PK: Dlaczego Chiny uznają Światowy Kongres Ujgurów za organizację terrorystyczną?
DI: Chiny boją się, że dzięki naszym wysiłkom kwestia Ujgurów stanie się znana międzynarodowo. Władze chińskie usiłują ukryć ten temat, bo medialne zainteresowanie tym tematem jest im dalece nie na rękę. Przekonują, że to ich „wewnętrzne sprawy”, podobnie jak Hongkong, Tajwan i Tybet. W swej polityce skutecznie wpływają na przyjazne im kraje takie jak np. Pakistan, stąd dla wielu państw wciąż nie jesteśmy partnerem do rozmów. Podobnie było w Europie na początku naszej działalności, na szczęście z biegiem lat się to zmieniło.
PK: Jak zmieniła się polityka Komunistycznej Partii Chin wobec Ujgurów w ostatnich dekadach?
DI: Wielu osobom wydaje się, że problem Ujgurów pojawił się niedawno, tymczasem dyskryminacja istniała zawsze. Czasami pod wpływem międzynarodowej presji Chiny zakładają jednak maskę i ukrywają swoje intencje. Prześladowania nasiliły się jednak w 2014 roku. Wielu Ujgurów zamknięto w obozach, zaczęło się ludobójstwo. Kary stały się ostrzejsze, zwalcza się wszystkich Ujgurów.
PK: Wiele państw demokratycznych wzywało Chiny do poszanowania praw Ujgurów, Pekin zgromadził jednak jeszcze większą liczbę głosów poparcia dla swojej polityki, głównie krajów muzułmańskich. Czy ONZ to dobre miejsce do walki o prawa Ujgurów, skoro tak łatwo zostać przegłosowanym?
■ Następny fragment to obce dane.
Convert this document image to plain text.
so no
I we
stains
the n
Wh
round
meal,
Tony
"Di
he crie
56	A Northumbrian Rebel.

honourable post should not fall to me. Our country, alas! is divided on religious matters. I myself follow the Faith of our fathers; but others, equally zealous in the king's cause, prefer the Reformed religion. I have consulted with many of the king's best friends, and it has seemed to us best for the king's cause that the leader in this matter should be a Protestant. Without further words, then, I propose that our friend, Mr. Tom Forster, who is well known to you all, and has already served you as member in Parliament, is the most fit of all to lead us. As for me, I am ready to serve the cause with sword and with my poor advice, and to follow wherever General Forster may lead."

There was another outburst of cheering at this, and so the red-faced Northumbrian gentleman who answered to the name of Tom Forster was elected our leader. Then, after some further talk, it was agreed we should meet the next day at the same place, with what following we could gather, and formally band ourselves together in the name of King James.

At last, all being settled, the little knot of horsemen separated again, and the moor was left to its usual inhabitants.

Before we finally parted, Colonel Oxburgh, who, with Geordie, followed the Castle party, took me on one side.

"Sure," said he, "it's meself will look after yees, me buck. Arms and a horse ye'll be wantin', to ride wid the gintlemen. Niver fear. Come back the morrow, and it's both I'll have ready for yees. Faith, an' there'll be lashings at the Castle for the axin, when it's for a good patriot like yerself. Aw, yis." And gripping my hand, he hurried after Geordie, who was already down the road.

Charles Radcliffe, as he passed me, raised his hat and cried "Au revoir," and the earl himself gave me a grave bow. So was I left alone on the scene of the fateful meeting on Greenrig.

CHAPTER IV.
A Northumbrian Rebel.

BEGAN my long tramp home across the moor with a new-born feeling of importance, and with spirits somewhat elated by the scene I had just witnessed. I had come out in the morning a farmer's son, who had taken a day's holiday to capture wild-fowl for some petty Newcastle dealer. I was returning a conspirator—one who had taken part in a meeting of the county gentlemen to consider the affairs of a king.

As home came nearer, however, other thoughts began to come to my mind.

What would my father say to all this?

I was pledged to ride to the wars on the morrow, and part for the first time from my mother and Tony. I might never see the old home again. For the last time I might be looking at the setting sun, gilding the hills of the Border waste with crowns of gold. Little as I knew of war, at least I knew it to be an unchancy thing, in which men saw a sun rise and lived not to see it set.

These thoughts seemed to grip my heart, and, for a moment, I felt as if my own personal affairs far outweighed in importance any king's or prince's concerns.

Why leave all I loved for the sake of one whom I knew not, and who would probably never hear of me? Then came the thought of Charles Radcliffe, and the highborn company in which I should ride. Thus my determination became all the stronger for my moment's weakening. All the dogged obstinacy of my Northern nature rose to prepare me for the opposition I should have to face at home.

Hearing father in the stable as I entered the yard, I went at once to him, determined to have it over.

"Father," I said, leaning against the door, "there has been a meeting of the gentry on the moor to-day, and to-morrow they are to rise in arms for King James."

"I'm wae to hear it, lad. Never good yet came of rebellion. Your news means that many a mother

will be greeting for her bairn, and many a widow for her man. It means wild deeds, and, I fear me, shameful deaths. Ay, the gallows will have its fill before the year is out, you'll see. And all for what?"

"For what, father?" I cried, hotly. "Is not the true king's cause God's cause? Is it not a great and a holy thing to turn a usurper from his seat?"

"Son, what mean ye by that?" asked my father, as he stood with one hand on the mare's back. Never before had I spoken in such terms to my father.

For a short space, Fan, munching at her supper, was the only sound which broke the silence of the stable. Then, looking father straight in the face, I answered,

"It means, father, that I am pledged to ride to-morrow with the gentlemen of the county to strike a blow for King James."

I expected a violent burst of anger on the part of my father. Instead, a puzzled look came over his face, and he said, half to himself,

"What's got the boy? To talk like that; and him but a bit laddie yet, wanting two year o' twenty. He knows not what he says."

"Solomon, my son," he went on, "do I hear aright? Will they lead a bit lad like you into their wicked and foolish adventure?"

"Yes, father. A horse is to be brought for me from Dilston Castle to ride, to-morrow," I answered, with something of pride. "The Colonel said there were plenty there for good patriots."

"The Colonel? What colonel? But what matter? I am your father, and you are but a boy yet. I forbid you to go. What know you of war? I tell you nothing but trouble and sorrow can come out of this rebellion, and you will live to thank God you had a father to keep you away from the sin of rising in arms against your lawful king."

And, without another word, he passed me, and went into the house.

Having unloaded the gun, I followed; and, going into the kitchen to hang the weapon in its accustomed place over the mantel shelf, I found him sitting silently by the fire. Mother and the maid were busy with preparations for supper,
DI: ONZ jest dla nas bardzo istotną organizacją, mimo że Chiny od lat próbują ją zmonopolizować. Odnotowaliśmy pewne sukcesy, w październiku 2022 roku 50 państw wydało wspólne oświadczenie krytykujące działania Chin. Cztery lata wcześniej państw podnoszących tę kwestię było zaledwie kilka. Chiny są niezwykle silne i stosują skuteczną presję wzmacnianą korzyściami ekonomicznymi. Islam i inne religie są w Chinach zagrożone, polityka ma na celu wyplenienie muzułmanów. Egzemplarze Koranu są palone, post zakazany, a muzułmańskie wartości traktuje się jako furtkę do terroryzmu. To wstyd, że wobec takich krzywd państwa muzułmańskie milczą. Z drugiej strony nie powinno to nas tak dziwić – w tych krajach także nie ma demokracji i wolności słowa, prawa człowieka nie są respektowane, dlatego współpraca z Chinami przychodzi im łatwo, wzajemnie milczą na temat swych zbrodni.
PK: Czy umma (społeczność muzułmanów, przyp. aut.) wspiera Ujgurów? Czy Kongres agituje za panislamską lub panturecką solidarnością?
DI: Nie prowadzimy w tym zakresie specjalnych działań, bo kwestia Ujgurów nie jest wyłącznie religijna lub etniczna. Tu chodzi o człowieczeństwo, a zatem wszyscy ludzie powinni czuć odpowiedzialność, by zapobiec ludobójstwu. Po Holokauście i zakończeniu II Wojny Światowej, światowi liderzy zobowiązali się, że coś takiego nigdy się nie powtórzy. Jeśli ludzkość nas zignoruje i swoją bezczynnością przyczyni się do zagłady Ujgurów, będzie to niewybaczalne. Umma powinna byś solidarna, ale popierać nas powinni wszyscy, bez względu na wiarę. Zgodnie z raportami komisji ONZ ds. praw człowieka, Chiny dopuściły się przestępstw przeciwko ludzkości. Kontrola urodzeń poprzez sterylizację ujgurskich kobiet to bardzo poważnie oskarżenie. Nie ma już więcej wymówek by milczeć.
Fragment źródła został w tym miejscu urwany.